On August 8, 2021, U.S. District Judge Kathleen Williams issued a 59-page order granting the injunction and finding that F.S. 381.00316 was likely unconstitutional.[v] While the ruling applies only to NCLH, and is currently being appealed by the State to the Eleventh Circuit Court of Appeals, it has inspired another recent legal challenge to the vaccine ban, this time in state circuit court. Citing the decision in Norwegian, a Sarasota hobby and craft store is suing the state in in Leon County circuit court on the same grounds, and is also seeking a preliminary injunction.
An Uncertain Future
Adding further to the confusion around the scope of Florida’s passport ban, on September 24, 2021, the Florida Department of Health informed Orange County that it is subject to penalties under the vaccine passport ban for mandating that public employees be vaccinated. Up until then, the law’s language appeared to apply to patrons or clients of entities, rather than their employees.
While no such warning has yet been issued to private businesses, a spokesperson for the governor’s office stated that the state is “looking at all legal options to protect the rights of employees.” The highly publicized spat with Orange County—one of Florida’s major economic centers—may have a chilling effect on businesses of all sizes and sectors, including major employers like Disney and Walmart, which are openly standing firm on their vaccine mandates.
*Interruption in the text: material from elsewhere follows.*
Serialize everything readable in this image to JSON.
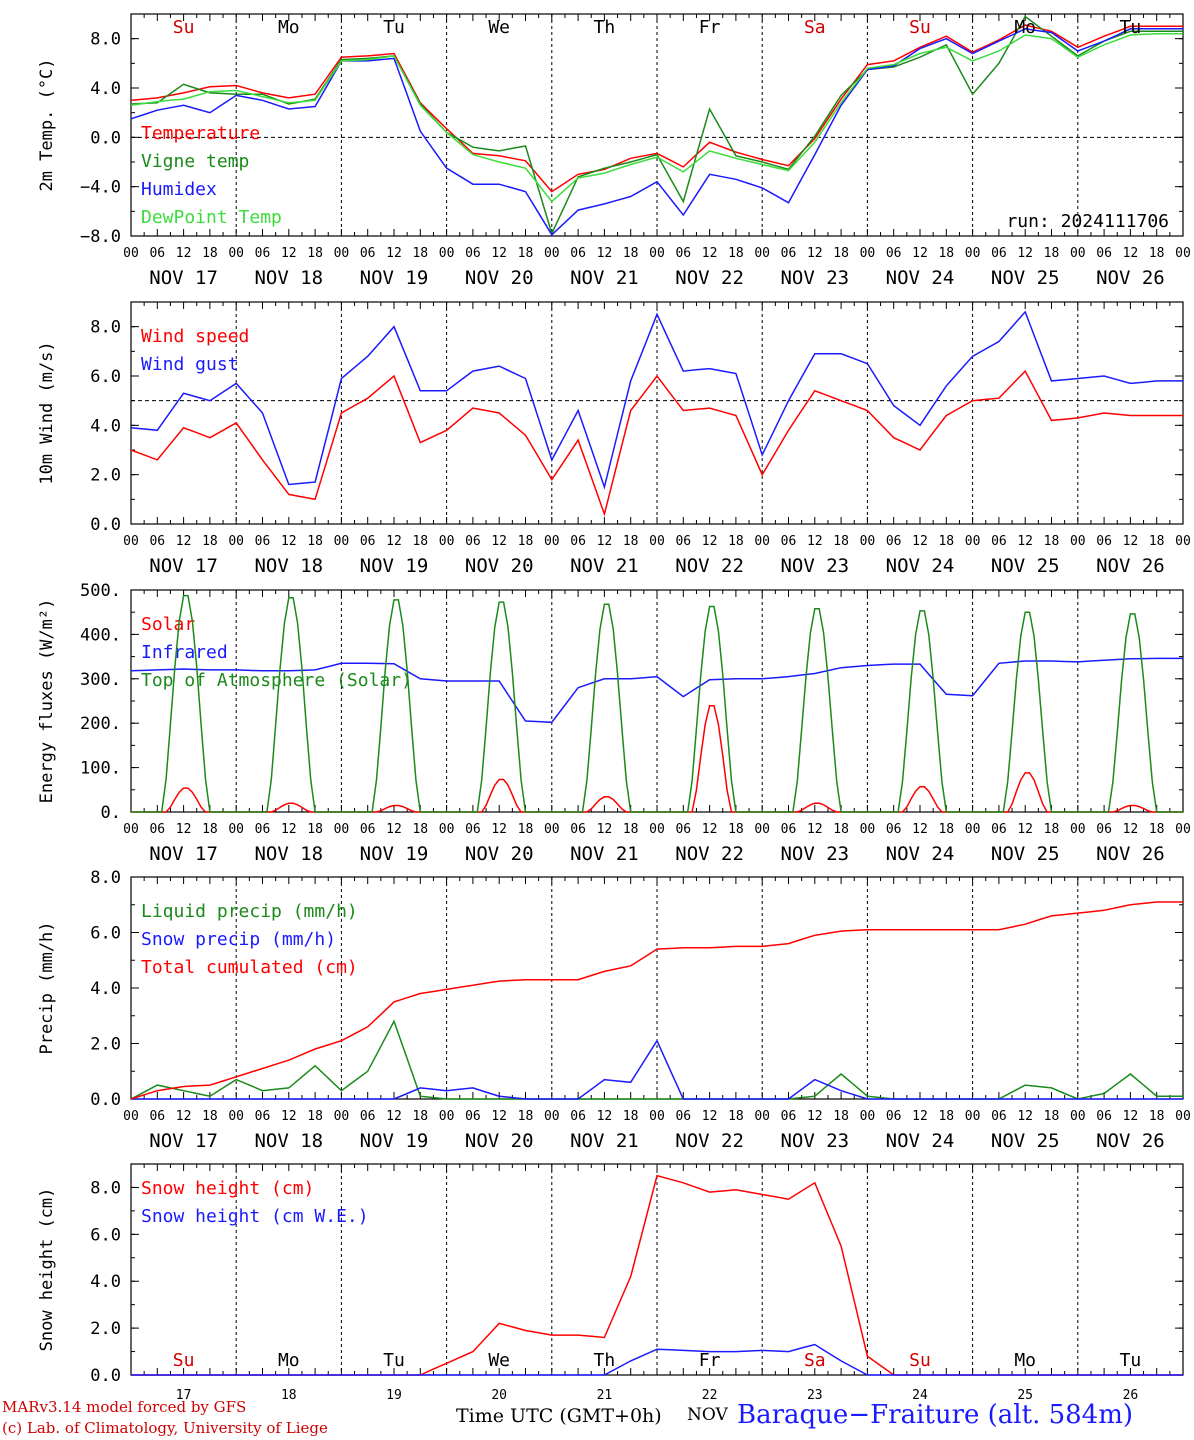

In the meantime, business owners with varying attitudes towards vaccine mandates will have to contend with yet another complicated and tenuous obstacle to their pandemic recovery.
[i] Grace Dean, “1 in 3 Americans says a COVID-19 vaccine mandate would deter them from dining in a restaurant,” Business Insider (Sept. 9, 2021), www.msn.com/en-us/foodanddrink/foodnews/1-in-3-americans-says-a-covid-19-vaccine-mandate-would-deter-them-from-dining-in-a-restaurant/ar-AANYktA.
[ii] OFFICE OF THE GOVERNOR EXECUTIVE ORDER NUMBER 21-94 (Emergency Management –Extension of Executive0rder20-52-COVID-19) (April 27, 2021).
[iv] Kirby Wilson, “Florida Department of Health’s new rule: $5,000 fines for some vaccine mandates,” Tampa Bay Times (Sep. 1, 2021), https://www.tampabay.com/news/florida-politics/2021/09/01/florida-businesses-and-governments-face-5000-fines-for-mandatory-vaccinations/.
[v] Norwegian Cruise Line Holdings, Ltd., et al, v. Scott Rivkees, M.D., Case No. 21-22492-CIV-WILLIAMS.